Trustev gets funding boost at Web Summit

Irish fraud prevention firm will use funds to finance expansion in US

The opening day of the Web Summit in the RDS Dublin. Photographer: Dara Mac Dónaill / THE IRISH TIMES

The opening day of the Web Summit in the RDS Dublin. Photographer: Dara Mac Dónaill / THE IRISH TIMES

 

Irish fraud prevention firm Trustev kicked off the Web Summit by announcing its had raised $3 million (€2.2m) in funding to finance its expansion in the US.

The company, which provides real-time identity verification to help reduce ecommerce fraud, announced the investment on the main stage.

Trustev said it will expand its Irish operations to support the venture, growing to 20 people before Christmas. It currently employs 15 people, with its main engineering operation located here. It also plans to open a sales office in the US.

The funding is Europe’s largest seed round.

Cofounder Pat Phelan said it was a big move for the firm. “It will drive out growth quickly,” he said.

The company, which was co-founded by Mr Phelan and Chris Kennedy in 2012, is headquartered in Cork. It uses social fingerprinting technology, analysing data from sources such as Facebook, Twitter and LinkedIn that assigns a “trust score” and determines if the transaction should go ahead. Online fraud costs retailers an estimated $20 billion every year, with a report by CyberSource claiming that $3.4 billion was lost by retailers to fraud in 2011 in North America alone.

Earlier this year, Trustev was named as the top technology startup in Europe, overall winner at the Global technology Leaders Summit in San Francisco, and also one of the 30 global finalists at Techcrunch Disrupt NY 2013.

Twitter: summit speakers

The deal is the first announced on the stage at the Web Summit, which takes place today and tomorrow in the RDS, Dublin. The event opened this morning with words from cofounder Paddy Cosgrave, who began the event with Daire Hickey and David Kelly in 2010.

“In three short years, 36 months, we’ve come incredibly far, incredibly fast,” Mr Cosgrave told more than 2,000 people, who packed into the main stage hall to hear the opening speeches. “The summit is flat; there are no hierarchies here.”

More than 10,000 people are expected to walk through the doors of the RDS to take part in the summit, with billionaire CEOs rubbing shoulders with small Irish startups over the course of the event.

First to the stage today was Saul Klein of Index Ventures, who urged both entrepreneurs and backers alike to take risks to reap rewards. Describing entrepreneurship as “the new rock and roll” and “hard work”, he gave some startling statistics. In the US, 55 per cent of venture capital investments are written off. In Europe, that figure is 62 per cent.
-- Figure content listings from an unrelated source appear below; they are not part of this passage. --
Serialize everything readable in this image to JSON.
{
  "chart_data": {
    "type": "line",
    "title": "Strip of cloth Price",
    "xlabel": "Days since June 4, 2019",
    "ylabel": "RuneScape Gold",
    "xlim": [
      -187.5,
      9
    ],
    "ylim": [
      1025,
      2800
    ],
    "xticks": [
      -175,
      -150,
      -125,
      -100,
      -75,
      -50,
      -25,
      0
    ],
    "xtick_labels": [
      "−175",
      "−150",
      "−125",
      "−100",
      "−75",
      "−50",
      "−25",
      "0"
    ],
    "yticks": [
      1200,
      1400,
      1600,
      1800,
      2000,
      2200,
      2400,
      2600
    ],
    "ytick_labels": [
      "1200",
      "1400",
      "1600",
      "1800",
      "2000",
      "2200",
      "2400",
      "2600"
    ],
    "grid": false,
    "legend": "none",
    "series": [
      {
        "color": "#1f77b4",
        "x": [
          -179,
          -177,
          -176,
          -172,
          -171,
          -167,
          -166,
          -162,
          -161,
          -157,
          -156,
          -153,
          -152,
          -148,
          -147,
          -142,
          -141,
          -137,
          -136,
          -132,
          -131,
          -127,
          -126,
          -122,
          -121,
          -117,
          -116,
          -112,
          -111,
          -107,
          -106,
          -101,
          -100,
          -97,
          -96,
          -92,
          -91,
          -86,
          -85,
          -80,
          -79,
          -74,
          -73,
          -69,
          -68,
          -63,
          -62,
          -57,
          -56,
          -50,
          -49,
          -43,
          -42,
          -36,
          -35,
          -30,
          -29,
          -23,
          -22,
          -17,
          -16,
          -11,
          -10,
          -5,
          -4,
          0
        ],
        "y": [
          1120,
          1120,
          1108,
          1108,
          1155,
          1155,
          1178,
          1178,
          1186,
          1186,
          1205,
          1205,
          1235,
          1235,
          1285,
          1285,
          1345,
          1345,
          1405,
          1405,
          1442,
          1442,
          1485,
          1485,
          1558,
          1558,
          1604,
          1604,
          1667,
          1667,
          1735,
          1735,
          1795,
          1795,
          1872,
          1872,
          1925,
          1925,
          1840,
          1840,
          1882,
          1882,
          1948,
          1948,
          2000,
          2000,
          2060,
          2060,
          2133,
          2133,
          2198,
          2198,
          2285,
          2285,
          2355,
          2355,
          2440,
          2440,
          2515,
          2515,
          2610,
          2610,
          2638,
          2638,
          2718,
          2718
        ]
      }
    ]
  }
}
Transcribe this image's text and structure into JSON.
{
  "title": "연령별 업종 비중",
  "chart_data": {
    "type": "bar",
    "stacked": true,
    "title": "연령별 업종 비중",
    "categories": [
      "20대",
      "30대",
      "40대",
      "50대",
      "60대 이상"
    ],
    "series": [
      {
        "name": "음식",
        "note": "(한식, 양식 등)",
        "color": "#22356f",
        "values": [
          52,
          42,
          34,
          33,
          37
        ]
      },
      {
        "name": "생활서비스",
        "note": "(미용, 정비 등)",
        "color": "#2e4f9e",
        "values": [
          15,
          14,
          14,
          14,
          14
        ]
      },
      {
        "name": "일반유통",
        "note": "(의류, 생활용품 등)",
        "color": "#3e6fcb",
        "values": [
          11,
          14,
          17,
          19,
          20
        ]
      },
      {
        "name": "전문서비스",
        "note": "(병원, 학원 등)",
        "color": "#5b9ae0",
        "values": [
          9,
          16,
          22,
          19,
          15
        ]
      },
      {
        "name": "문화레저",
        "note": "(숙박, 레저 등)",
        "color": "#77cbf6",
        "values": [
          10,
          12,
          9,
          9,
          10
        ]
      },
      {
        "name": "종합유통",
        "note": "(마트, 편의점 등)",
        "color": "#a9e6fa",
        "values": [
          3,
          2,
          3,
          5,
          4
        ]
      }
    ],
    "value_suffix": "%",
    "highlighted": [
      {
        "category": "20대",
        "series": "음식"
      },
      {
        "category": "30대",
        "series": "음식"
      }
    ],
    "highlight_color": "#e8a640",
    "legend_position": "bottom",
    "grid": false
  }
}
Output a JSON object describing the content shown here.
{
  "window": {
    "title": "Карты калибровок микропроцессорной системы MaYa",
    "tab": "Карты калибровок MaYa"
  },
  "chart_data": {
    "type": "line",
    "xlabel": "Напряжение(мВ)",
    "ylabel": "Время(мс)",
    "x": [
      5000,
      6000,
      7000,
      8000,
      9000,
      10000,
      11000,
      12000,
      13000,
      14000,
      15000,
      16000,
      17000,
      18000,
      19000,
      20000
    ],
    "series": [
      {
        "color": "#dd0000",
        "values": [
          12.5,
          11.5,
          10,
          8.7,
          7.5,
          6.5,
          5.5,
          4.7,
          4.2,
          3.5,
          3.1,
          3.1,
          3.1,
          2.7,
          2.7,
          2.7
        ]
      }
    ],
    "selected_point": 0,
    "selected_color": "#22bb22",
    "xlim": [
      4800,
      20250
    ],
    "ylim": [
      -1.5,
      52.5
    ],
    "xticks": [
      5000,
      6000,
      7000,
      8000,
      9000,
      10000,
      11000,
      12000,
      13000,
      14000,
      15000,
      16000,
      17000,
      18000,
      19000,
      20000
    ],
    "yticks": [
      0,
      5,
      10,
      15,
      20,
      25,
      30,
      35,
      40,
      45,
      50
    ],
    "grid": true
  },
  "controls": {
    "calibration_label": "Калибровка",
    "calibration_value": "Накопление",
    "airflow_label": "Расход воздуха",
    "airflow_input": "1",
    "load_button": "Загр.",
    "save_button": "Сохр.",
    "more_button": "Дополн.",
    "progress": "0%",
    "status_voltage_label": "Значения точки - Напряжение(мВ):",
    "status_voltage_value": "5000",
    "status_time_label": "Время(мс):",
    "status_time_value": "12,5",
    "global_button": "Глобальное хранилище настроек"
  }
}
However, the capital that survives in the US has backed businesses that now account for 21 per cent of US gross domestic product, serving one billion customer, creating 440,00 jobs and generating more than $1.4 trillion in new market value.

“The notion that innovation creates economic value is a given at this point,” Mr Klein said.

“Politicians love innovation. It’s a cheap coat of paint you can put on the economy. Given the evidence, shouldn’t we be willing to take more radical risk?

And that 62 per cent was not a bad figure, he said. In contrast, the acceptable loss ration for large banks is a lot lower, at 2 per cent.

“If you’re not pushing for 62 per cent risk, you’re not trying hard enough,” he said.

He urged people to “shoot for the moon”, noting that unemployment in Europe meant there was a generation with nothing to lose.

“Aim too high. The prize is huge,” he said.